Pour éviter l’émiettement et l’éclatement en myriades de petits partis créés souvent dans un but égoïstes et électoralistes , seuls les partis ayant un nombre critique ( a définir) de véritables adhérents vérifiés, et affiliés depuis au moins deux ans pourront participer aux différentes élections dans le cadre de la constitution, ces restrictions ne concernent évidemment pas les associations citoyennes pour les élections municipales.
Tous les partis pouvant participer aux élections ( donc « riches ») ne pourront bénéficier que de subventions minimales (à fixer) en fonction de leur résultats au élections.
L’exercice de la démocratie devra se financer par les adhésions et la participation aux frais, des militants des partis. Les dons en nature et en  numéraires  devront être très rigoureusement  précisés et contrôler par des institutions indépendantes  de l’exécutif.
Les partis groupusculaires, du fait de leur nombre d’adhérents en deçà du seuil critique ( a définir) bénéficieront obligatoirement de tous les moyens mis à disposition des autres partis afin de leur permettre d’exprimer leurs idées publiquement en touchant la population de tout le pays et pourront ainsi enrichir le débat contradictoire et par là recruter éventuellement des militants.
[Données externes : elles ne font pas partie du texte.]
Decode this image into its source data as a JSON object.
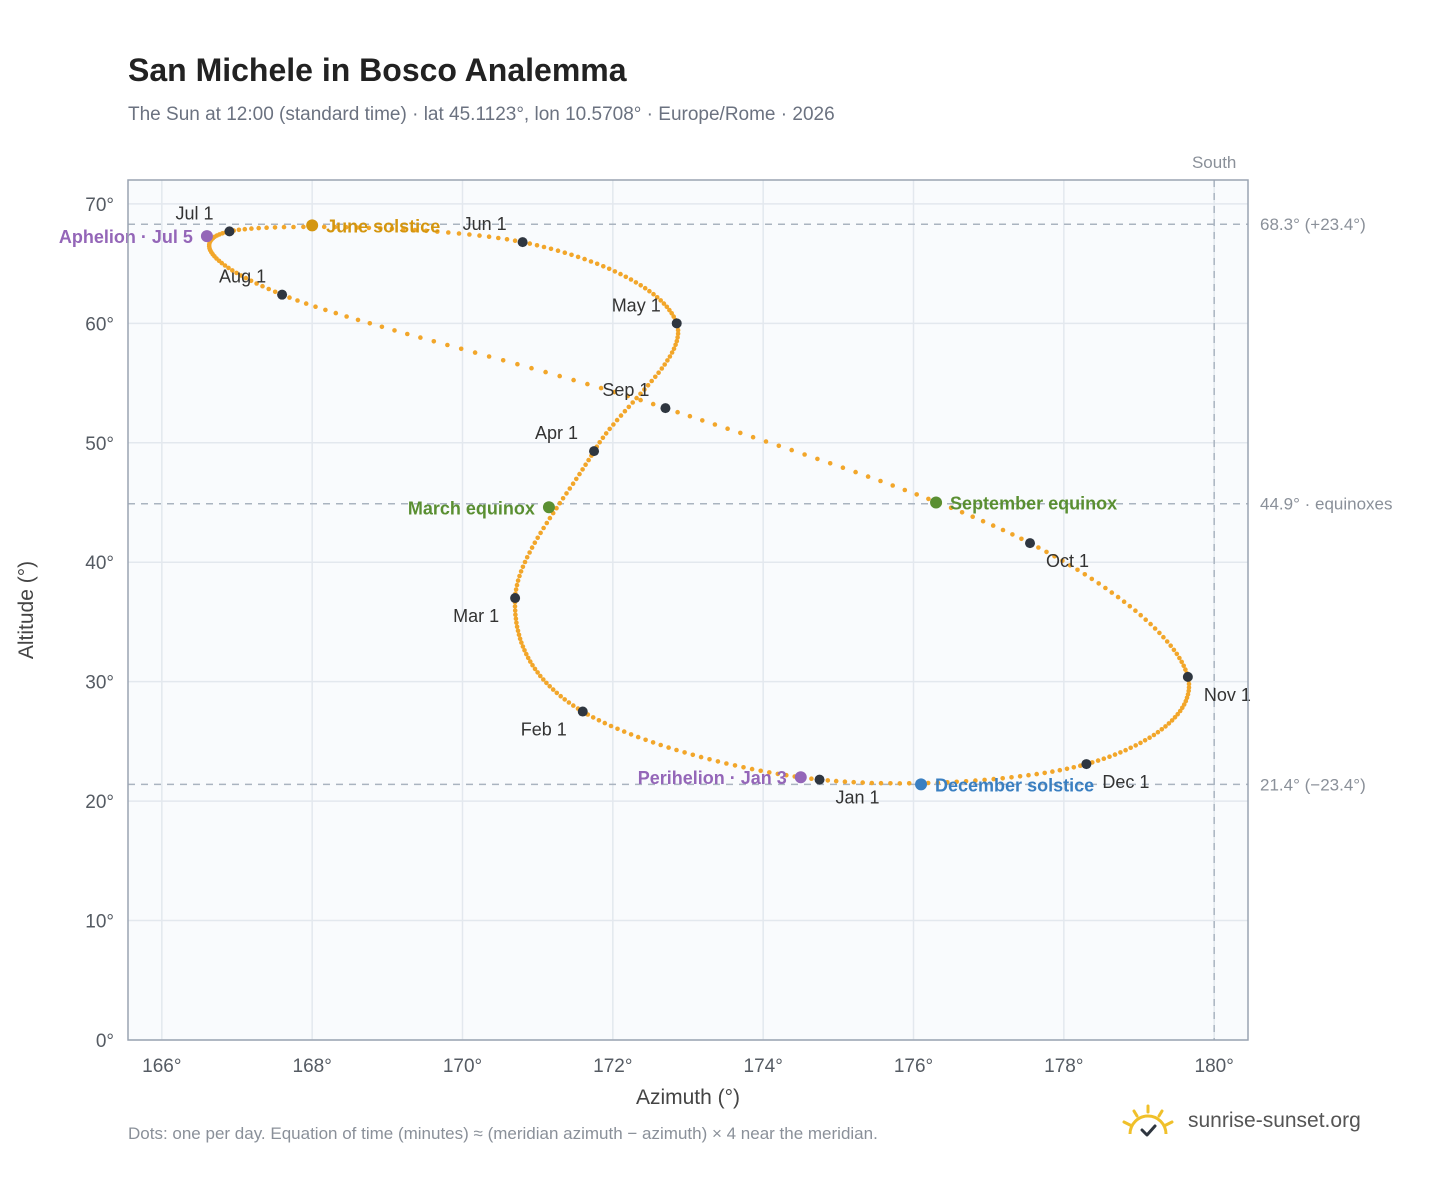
{
  "header": {
    "title": "San Michele in Bosco Analemma",
    "subtitle": "The Sun at 12:00 (standard time) · lat 45.1123°, lon 10.5708° · Europe/Rome · 2026"
  },
  "footer": {
    "note": "Dots: one per day. Equation of time (minutes) ≈ (meridian azimuth − azimuth) × 4 near the meridian.",
    "brand": "sunrise-sunset.org"
  },
  "colors": {
    "path": "#f2a62a",
    "month_marker": "#2f3640",
    "solstice_june": "#d4960f",
    "solstice_december": "#3a7fc1",
    "equinox": "#5a8f32",
    "apsis": "#9466b8",
    "grid": "#e3e8ee",
    "plot_bg": "#f9fbfd",
    "axis_text": "#555b63",
    "ref_line": "#aab4c0"
  },
  "chart_data": {
    "type": "scatter",
    "xlabel": "Azimuth (°)",
    "ylabel": "Altitude (°)",
    "xlim": [
      165.55,
      180.45
    ],
    "ylim": [
      0,
      72
    ],
    "x_ticks": [
      166,
      168,
      170,
      172,
      174,
      176,
      178,
      180
    ],
    "x_tick_labels": [
      "166°",
      "168°",
      "170°",
      "172°",
      "174°",
      "176°",
      "178°",
      "180°"
    ],
    "y_ticks": [
      0,
      10,
      20,
      30,
      40,
      50,
      60,
      70
    ],
    "y_tick_labels": [
      "0°",
      "10°",
      "20°",
      "30°",
      "40°",
      "50°",
      "60°",
      "70°"
    ],
    "grid": true,
    "south_line": {
      "x": 180,
      "label": "South"
    },
    "reference_lines": [
      {
        "y": 68.3,
        "label": "68.3° (+23.4°)"
      },
      {
        "y": 44.9,
        "label": "44.9° · equinoxes"
      },
      {
        "y": 21.4,
        "label": "21.4° (−23.4°)"
      }
    ],
    "month_markers": [
      {
        "label": "Jan 1",
        "azimuth": 174.75,
        "altitude": 21.8
      },
      {
        "label": "Feb 1",
        "azimuth": 171.6,
        "altitude": 27.5
      },
      {
        "label": "Mar 1",
        "azimuth": 170.7,
        "altitude": 37.0
      },
      {
        "label": "Apr 1",
        "azimuth": 171.75,
        "altitude": 49.3
      },
      {
        "label": "May 1",
        "azimuth": 172.85,
        "altitude": 60.0
      },
      {
        "label": "Jun 1",
        "azimuth": 170.8,
        "altitude": 66.8
      },
      {
        "label": "Jul 1",
        "azimuth": 166.9,
        "altitude": 67.7
      },
      {
        "label": "Aug 1",
        "azimuth": 167.6,
        "altitude": 62.4
      },
      {
        "label": "Sep 1",
        "azimuth": 172.7,
        "altitude": 52.9
      },
      {
        "label": "Oct 1",
        "azimuth": 177.55,
        "altitude": 41.6
      },
      {
        "label": "Nov 1",
        "azimuth": 179.65,
        "altitude": 30.4
      },
      {
        "label": "Dec 1",
        "azimuth": 178.3,
        "altitude": 23.1
      }
    ],
    "events": [
      {
        "label": "June solstice",
        "azimuth": 168.0,
        "altitude": 68.2,
        "kind": "solstice_june"
      },
      {
        "label": "December solstice",
        "azimuth": 176.1,
        "altitude": 21.4,
        "kind": "solstice_december"
      },
      {
        "label": "March equinox",
        "azimuth": 171.15,
        "altitude": 44.6,
        "kind": "equinox"
      },
      {
        "label": "September equinox",
        "azimuth": 176.3,
        "altitude": 45.0,
        "kind": "equinox"
      },
      {
        "label": "Aphelion · Jul 5",
        "azimuth": 166.6,
        "altitude": 67.3,
        "kind": "apsis"
      },
      {
        "label": "Perihelion · Jan 3",
        "azimuth": 174.5,
        "altitude": 22.0,
        "kind": "apsis"
      }
    ]
  }
}
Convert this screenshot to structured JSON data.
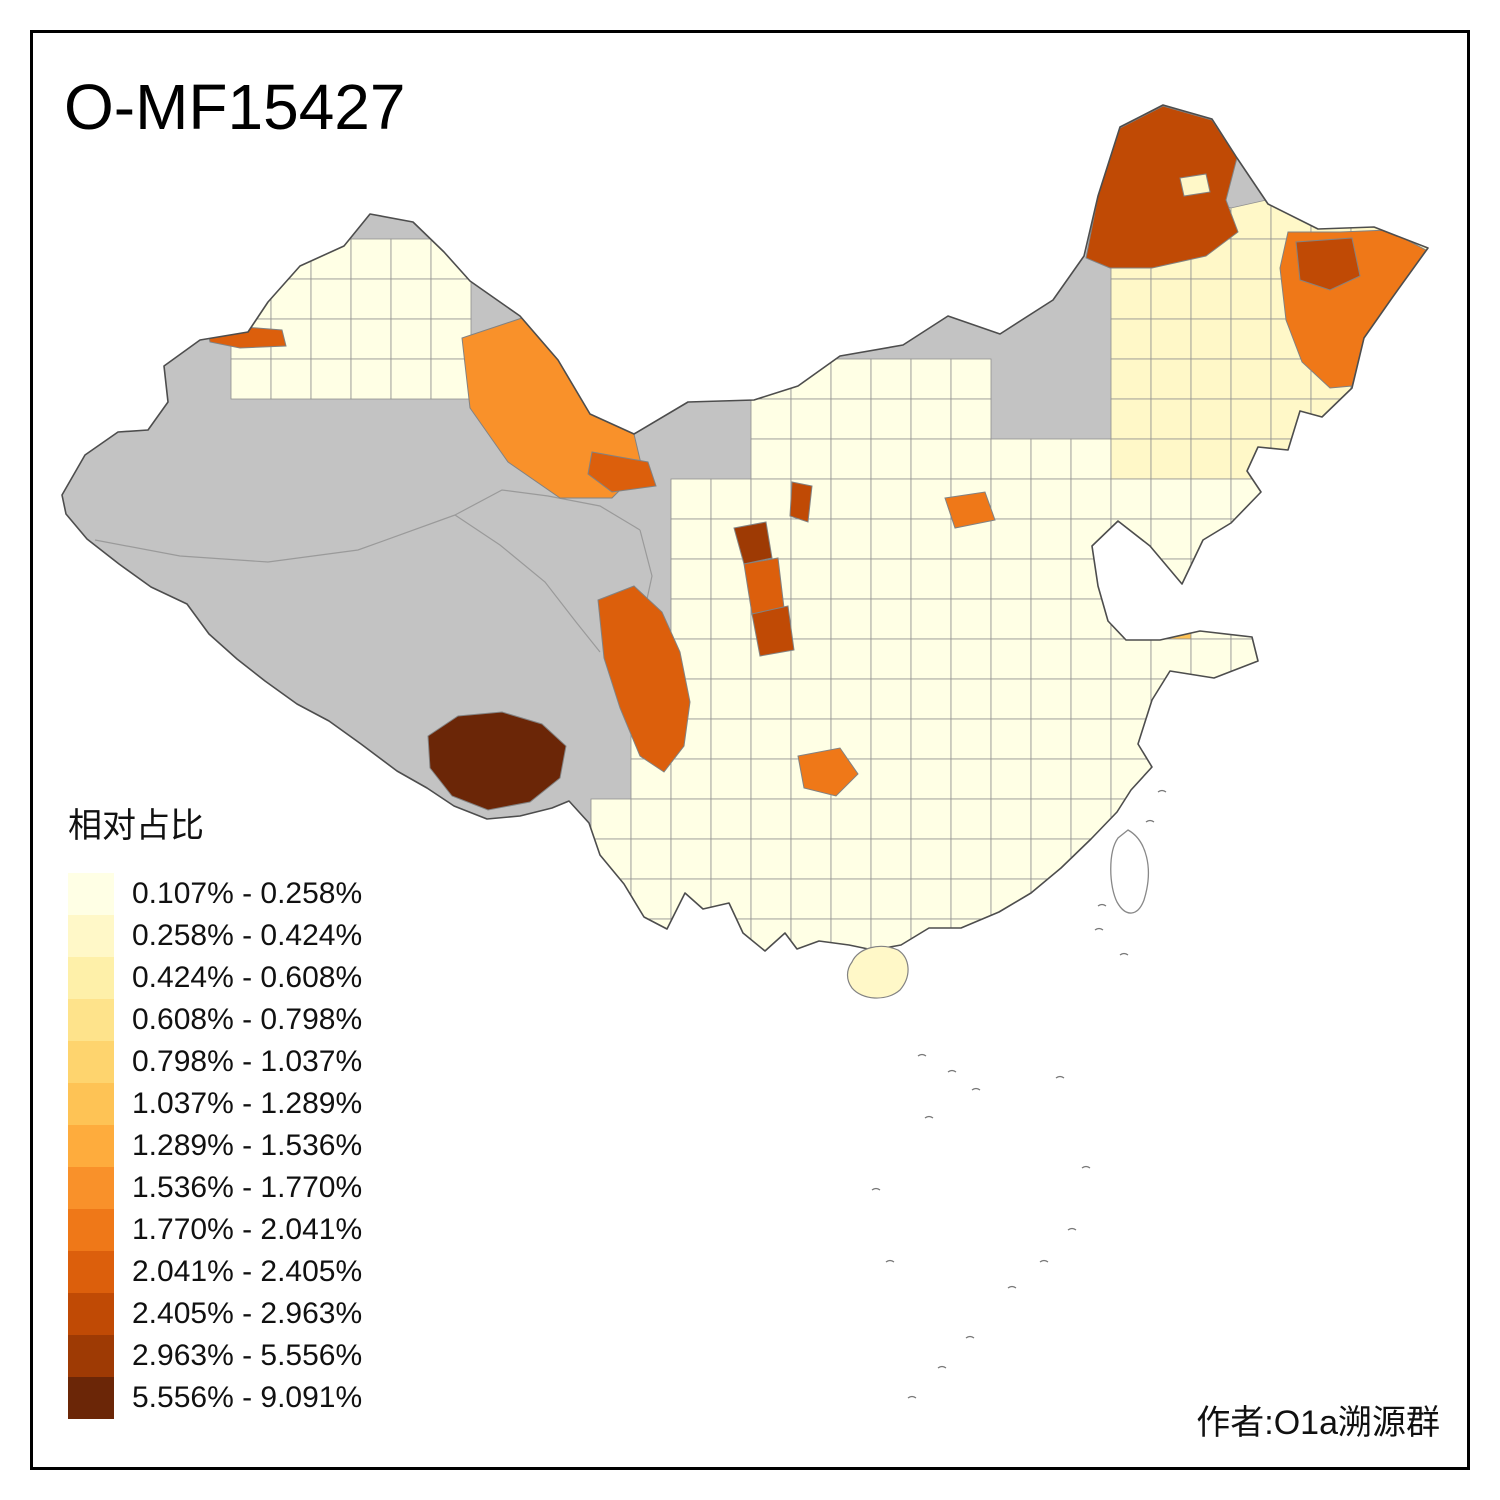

Nous sommes mener par l’espoir mais aussi par la volonté de sauver la Tunisie.
Le devoir de tout citoyen et véritable patriote est de de combattre selon ses moyens certes mais surtout par son action citoyenne militante
Il faut sauver la Tunisie, sauvegarder son indépendance, pérenniser sa démocratie et en faire un exemple pour le monde arabo-musulman et aussi plus généralement pourquoi pas pour le monde entier.
Les forces vivent de la Tunisie ne se résument pas aux prestations des minables hommes « politiques » qui s’agitent devant les caméras.
Le nombre de tunisiens compétents et talentueux est énorme rapporté au nombre de la population, une grand nombre  est à l’étranger mais ils attendent tous,  qu’ils soient binationaux ou pas la possibilité d’exercer leurs talents dans leur nation  mère et d’y amener la richesse de leur savoir.

Redonnons aux tunisiens la fierté d’être tunisien.
Redonnons à la Tunisie le capital de confiance et de notoriété internationale qui existait avant la venue du cancer islamiste des Frères Musulmans.
A nous tous de peser par l’action et les idées.
Personne ne détient la vérité mais le brassage des idées et leur confrontation s’en approchent.